The Catching Hopefuls

Beyond some of the nice pitching, there’s some decent news on the catching front. And with Kevin Cash as our primary backup, all I can say is thank Jebus. The rundown, in order of proximity to the majors:

  1. Kottaras:
    Not doing much other than leading a relatively strong Pawtucket offense in OPS with a .276/.354/621 line.

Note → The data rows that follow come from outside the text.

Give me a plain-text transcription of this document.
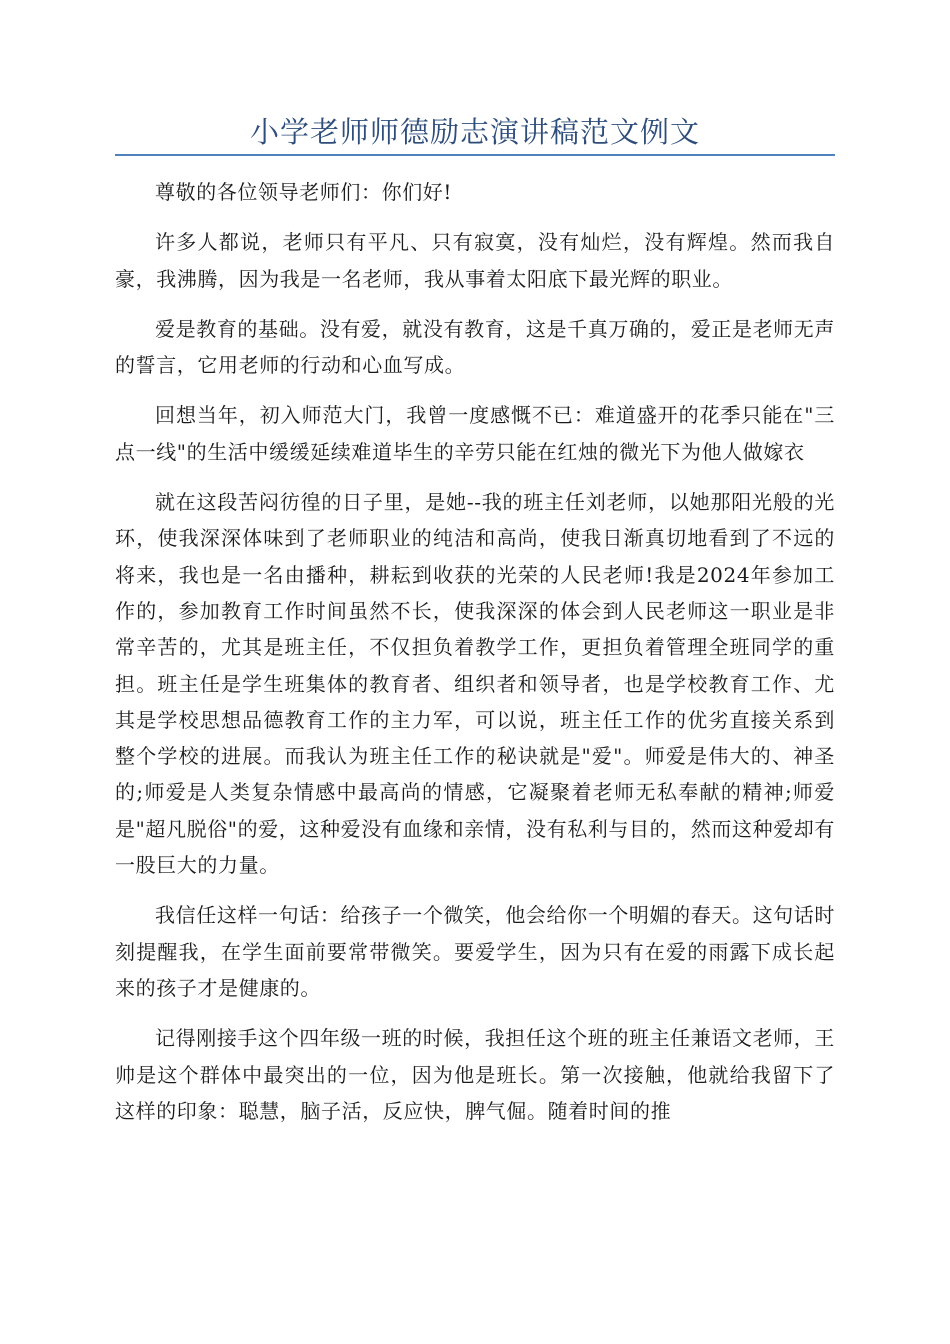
小学老师师德励志演讲稿范文例文

尊敬的各位领导老师们：你们好!

许多人都说，老师只有平凡、只有寂寞，没有灿烂，没有辉煌。然而我自豪，我沸腾，因为我是一名老师，我从事着太阳底下最光辉的职业。

爱是教育的基础。没有爱，就没有教育，这是千真万确的，爱正是老师无声的誓言，它用老师的行动和心血写成。

回想当年，初入师范大门，我曾一度感慨不已：难道盛开的花季只能在"三点一线"的生活中缓缓延续难道毕生的辛劳只能在红烛的微光下为他人做嫁衣

就在这段苦闷彷徨的日子里，是她--我的班主任刘老师，以她那阳光般的光环，使我深深体味到了老师职业的纯洁和高尚，使我日渐真切地看到了不远的将来，我也是一名由播种，耕耘到收获的光荣的人民老师!我是2024年参加工作的，参加教育工作时间虽然不长，使我深深的体会到人民老师这一职业是非常辛苦的，尤其是班主任，不仅担负着教学工作，更担负着管理全班同学的重担。班主任是学生班集体的教育者、组织者和领导者，也是学校教育工作、尤其是学校思想品德教育工作的主力军，可以说，班主任工作的优劣直接关系到整个学校的进展。而我认为班主任工作的秘诀就是"爱"。师爱是伟大的、神圣的;师爱是人类复杂情感中最高尚的情感，它凝聚着老师无私奉献的精神;师爱是"超凡脱俗"的爱，这种爱没有血缘和亲情，没有私利与目的，然而这种爱却有一股巨大的力量。

我信任这样一句话：给孩子一个微笑，他会给你一个明媚的春天。这句话时刻提醒我，在学生面前要常带微笑。要爱学生，因为只有在爱的雨露下成长起来的孩子才是健康的。

记得刚接手这个四年级一班的时候，我担任这个班的班主任兼语文老师，王帅是这个群体中最突出的一位，因为他是班长。第一次接触，他就给我留下了这样的印象：聪慧，脑子活，反应快，脾气倔。随着时间的推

The major obstacle to his ascension this season is his defensive liability; he’s not Tek, and while he’s presumably catching the knuckleballer Charlie Zink, I haven’t heard that he’s a candidate for Cash’s spot.
  2. Brown:
    Brown’s tailed off a bit since an early hot start, but .762 OPS (.244/.340/.422) at Pawtucket is at least respectable given his reputation as a solid defensive catcher.
  3. Wagner:
    Like Brown, Wagner’s tailed off a bit since the start of the season, but in his first season at AA, he’s putting up a .250/.318/.350 line. Far from setting the world on fire, but the 23 year old is keeping his head above water which is nice to see.

The Good and Bad Mechanics

Like Rob Neyer, these photos of Lopez and Oki mid-delivery make me vaguely nauseous. But I’m gratified that Driveline Mechanics has little but positive feedback on Buchholz’ mechanics.

The Kids

Kevin Thomas just covered this, but let me reinforce his contention that the kids are playing well. Ellsbury’s speed – particularly in the Yankees series – proved to be gamebreaking as advertised. And Lowrie? Well, he’s merely putting up a .429/.375/.571 line since his call up.

Yes, the kids will take their lumps as all rookies do. Some will flame out spectacularly. But for now they’re doing well plugging holes and making other assets (Crisp, Lugo) expendable in the event that we can find a good trading partner.